Uncertainties remain and require targeted research. Key event relationships remain unresolved, particularly the transition from macrophage activation to FBGC formation and macrophage–fibroblast crosstalk mechanisms (Witherel et al., 2019). Lymphocyte impact is not addressed due to conflicting data: some studies report macrophage modulation and B-cell chemotaxis (Chang et al., 2009; Doloff et al., 2017), while others indicate minimal involvement (Kyriakides et al., 2022; Rodriguez et al., 2009).

Several studies implicate cytokines, growth factors, and chemokines in capsule formation, yet their spatial and temporal distribution remain incompletely defined (Higgins et al., 2009). Progress from transcriptomics (Liang et al., 2024; Liu et al., 2022; Larsen et al., 2025), proteomics (Schoberleitner et al., 2023), and cell painting (Klinge et al., 2020) is encouraging, but more studies are needed for robust data. Large-scale screenings of biomaterial libraries to uncover quantitative structure–function relationships remain lacking, although initial profiling of polymer libraries is promising (Rostam et al., 2020).

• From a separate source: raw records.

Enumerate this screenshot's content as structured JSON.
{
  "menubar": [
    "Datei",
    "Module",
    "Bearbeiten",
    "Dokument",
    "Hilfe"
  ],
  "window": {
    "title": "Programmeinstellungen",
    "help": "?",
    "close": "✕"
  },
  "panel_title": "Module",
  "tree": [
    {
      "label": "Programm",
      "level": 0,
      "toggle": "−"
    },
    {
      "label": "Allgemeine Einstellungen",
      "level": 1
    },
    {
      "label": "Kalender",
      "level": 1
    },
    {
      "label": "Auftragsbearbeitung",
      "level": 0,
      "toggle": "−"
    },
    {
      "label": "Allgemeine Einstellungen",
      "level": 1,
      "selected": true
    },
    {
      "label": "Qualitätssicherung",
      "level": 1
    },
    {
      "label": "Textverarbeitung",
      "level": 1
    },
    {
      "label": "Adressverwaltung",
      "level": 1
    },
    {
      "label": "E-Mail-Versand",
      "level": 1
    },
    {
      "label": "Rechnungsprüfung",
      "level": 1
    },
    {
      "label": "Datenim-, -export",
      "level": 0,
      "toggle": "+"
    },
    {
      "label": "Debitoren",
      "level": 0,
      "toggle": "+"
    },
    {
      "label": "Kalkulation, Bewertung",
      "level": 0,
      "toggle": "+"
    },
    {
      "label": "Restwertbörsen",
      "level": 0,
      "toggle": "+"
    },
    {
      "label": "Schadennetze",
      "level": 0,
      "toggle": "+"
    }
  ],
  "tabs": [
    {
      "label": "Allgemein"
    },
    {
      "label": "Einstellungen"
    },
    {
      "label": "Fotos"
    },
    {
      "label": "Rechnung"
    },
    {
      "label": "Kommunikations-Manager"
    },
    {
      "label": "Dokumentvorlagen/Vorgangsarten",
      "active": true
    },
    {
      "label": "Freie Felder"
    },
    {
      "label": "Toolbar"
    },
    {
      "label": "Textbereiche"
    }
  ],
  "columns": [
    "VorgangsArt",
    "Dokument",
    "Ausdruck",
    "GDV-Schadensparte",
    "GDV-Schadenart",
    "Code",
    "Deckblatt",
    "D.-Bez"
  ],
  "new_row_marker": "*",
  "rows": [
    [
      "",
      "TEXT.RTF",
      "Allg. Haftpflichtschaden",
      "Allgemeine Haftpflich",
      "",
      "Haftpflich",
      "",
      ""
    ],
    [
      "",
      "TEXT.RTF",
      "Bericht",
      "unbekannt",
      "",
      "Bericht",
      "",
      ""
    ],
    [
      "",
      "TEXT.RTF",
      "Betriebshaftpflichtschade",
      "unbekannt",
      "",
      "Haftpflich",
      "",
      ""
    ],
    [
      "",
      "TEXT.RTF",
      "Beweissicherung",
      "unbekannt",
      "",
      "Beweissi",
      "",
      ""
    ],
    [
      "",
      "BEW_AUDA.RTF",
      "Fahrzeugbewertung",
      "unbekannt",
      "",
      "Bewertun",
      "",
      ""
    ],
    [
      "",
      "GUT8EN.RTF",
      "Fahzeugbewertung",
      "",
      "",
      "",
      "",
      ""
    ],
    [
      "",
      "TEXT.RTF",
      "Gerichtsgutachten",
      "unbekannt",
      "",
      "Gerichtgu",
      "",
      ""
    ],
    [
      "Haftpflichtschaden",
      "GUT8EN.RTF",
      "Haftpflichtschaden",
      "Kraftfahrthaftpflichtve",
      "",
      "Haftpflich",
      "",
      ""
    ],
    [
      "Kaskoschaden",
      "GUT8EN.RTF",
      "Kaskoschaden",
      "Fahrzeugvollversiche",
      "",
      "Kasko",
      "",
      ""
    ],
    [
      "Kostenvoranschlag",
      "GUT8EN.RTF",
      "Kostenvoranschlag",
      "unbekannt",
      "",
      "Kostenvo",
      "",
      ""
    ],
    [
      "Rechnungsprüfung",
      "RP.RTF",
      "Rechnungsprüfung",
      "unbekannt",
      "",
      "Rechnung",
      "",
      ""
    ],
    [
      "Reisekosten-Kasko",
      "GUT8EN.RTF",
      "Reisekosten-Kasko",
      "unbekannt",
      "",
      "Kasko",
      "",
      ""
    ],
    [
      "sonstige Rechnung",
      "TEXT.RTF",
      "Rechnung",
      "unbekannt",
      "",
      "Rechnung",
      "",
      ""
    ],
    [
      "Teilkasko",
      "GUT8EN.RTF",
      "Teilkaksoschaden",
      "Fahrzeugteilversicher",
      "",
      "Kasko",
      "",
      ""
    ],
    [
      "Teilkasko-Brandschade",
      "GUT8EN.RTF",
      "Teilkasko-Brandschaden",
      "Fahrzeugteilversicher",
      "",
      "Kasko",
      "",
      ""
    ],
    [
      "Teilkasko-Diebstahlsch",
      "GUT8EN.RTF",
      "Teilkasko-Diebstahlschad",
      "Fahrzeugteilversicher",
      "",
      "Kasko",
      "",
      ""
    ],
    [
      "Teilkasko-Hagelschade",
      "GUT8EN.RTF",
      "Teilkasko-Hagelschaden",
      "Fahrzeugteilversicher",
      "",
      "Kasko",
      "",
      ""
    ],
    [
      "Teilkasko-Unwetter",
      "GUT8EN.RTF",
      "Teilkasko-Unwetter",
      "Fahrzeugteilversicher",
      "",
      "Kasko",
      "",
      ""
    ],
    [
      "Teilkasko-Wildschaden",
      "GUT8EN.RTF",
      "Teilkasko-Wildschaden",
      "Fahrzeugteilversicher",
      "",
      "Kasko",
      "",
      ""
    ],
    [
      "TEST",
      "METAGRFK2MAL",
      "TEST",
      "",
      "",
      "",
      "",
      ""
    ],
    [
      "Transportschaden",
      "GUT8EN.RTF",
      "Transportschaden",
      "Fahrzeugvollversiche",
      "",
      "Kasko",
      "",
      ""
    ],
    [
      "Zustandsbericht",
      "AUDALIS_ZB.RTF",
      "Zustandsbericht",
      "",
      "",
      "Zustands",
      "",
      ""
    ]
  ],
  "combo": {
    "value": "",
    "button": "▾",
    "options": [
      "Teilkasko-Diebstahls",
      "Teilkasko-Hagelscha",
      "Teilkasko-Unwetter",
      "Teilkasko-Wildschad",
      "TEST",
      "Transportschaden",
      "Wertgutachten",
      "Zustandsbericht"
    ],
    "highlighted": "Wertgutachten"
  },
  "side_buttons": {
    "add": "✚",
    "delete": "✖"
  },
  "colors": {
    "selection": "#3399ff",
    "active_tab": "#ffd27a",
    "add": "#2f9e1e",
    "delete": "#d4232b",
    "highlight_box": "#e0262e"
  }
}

Factors beyond host–material interactions influence FBR and are outside this AOP. Examples include patient-specific variables such as age and radiation, which affect capsular contracture in breast implants (Bachour et al., 2018). Biofilm impact in clinical context is highly controversial (Poppler et al., 2015). Implantation method and site affect FBR. Subcutaneous or peritoneal sites often achieve better outcomes than fat or muscle compartments (Kalashnikov et al., 2025).

Despite uncertainties, novel biomaterials are entering clinical development. To implement them in medical devices, biocompatibility testing must be sensitive to immunomodulation and FBR. As Anderson emphasized, ISO 10993 is a living document, and biocompatibility assessment is evolving with biomaterial features (Anderson, 2016). Therefore, advanced medical devices require appropriate FBR screening of immunomodulating biomaterials to ensure biological safety.

Investigators in biomaterials toxicology are encouraged to address data gaps identified here and build evidence needed for OECD-level acceptance of an AOP for FBR. Integrating spatial omics and imaging is crucial to fully understand and map cellular signals around implants. Coupling in vitro and in vivo data with clinical outcomes of biomaterials forms an integrated approach and can establish quantitative key event relationships. Curated datasets will accelerate AOP refinement and comparability across studies.

Reaching these goals will enable a defined approach for FBR assessment in regulatory toxicology anchored to an AOP. Thereby, we may predict how material properties influence encapsulation and engineer devices toward a favorable, low-FBR outcome. This will render biocompatibility assessment more mechanistic and human-relevant, supporting safe translation of next-generation biomaterials.